Quel genre de musique le public aura-t-il l’occasion d’entendre sur scène?

JM: J’ai une palette de timbres assez riche. J’utilise principalement des percussions, et un peu d’électronique pour faire des fréquences qui apparaissent à certains moments et se confondent avec les résonnements des percussions. La partie électronique reste très subtile.

Alidou Yanogo, le danseur, et moi, fonctionnons ainsi: nous considérons d’abord le texte, puis nous lançons dans des propositions. Matteo réagit ensuite à celles-ci, et cela crée un rythme, un dialogue. Nous construisons à partir de là une sorte de partition mentale.

 

Pourquoi, à votre avis, Lenz a-t-il autant marqué l’histoire de la littérature?

MZ: Comme tous les textes qui questionnent, Lenz est en soi déjà à la limite de la littérature. La forme est très moderne, avec cette idée du fragment. L’idée de la ruine et de la décrépitude est également très moderne. Le personnage est extrêmement intéressant, très réaliste et documenté pour une part, et dans le même temps acteur de passages complètement irréels. Cette nouvelle, qui arrive à la fin du romantisme, condense beaucoup de questions et beaucoup de genres différents. Je la considère comme un souffle. Elle est très simple, dans le sens où elle nous parle à tous en tant qu’humains.

 

Lenz est une œuvre inachevée… Avez-vous choisi de doter la pièce d’une fin alternative?

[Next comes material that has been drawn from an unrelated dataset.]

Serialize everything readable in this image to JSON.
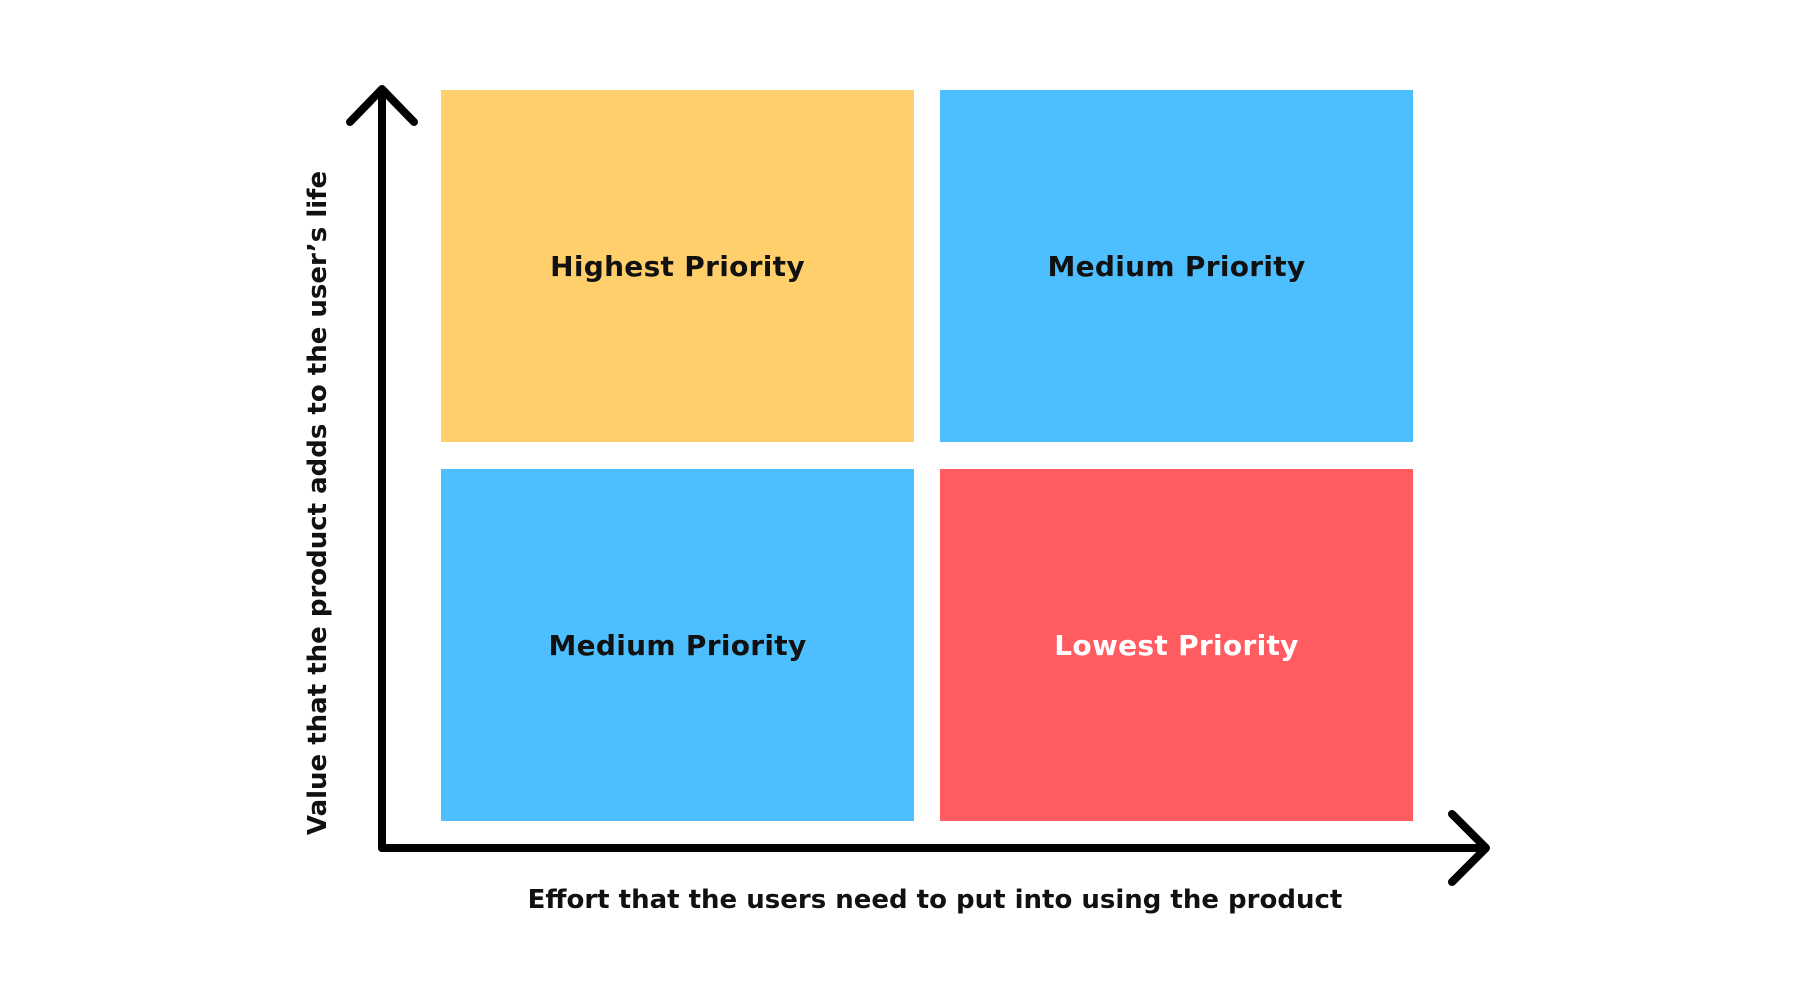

MZ: On dit que c’est une nouvelle inachevée, mais quand on la lit, on a l’impression que la forme est passablement achevée. La question se pose effectivement de savoir si elle est finie ou pas. Le même problème existe pour le fameux Woyzeck. Mais en ce qui me concerne, je vois la fin du récit comme une vraie fin. Le fait que Büchner soit mort si jeune et si peu de temps après avoir écrit Lenz, tout en étant poursuivi pour ses idées politiques, me fait considérer que l’œuvre est terminée. Cette fin un peu en suspension nous confronte également à notre propre inertie. Elle laisse un vide, qui fait écho aux questionnements de Lenz. Aucune solution morale n’est présentée, et c’est aussi ce qui rend l’œuvre fascinante.

 

Propos recueillis par Marie Berset

 

Lenz, une création du Collectif Dantor’s Conspiracy à découvrir au Théâtre Saint-Gervais à Genève du 25 avril au 13 mai 2017.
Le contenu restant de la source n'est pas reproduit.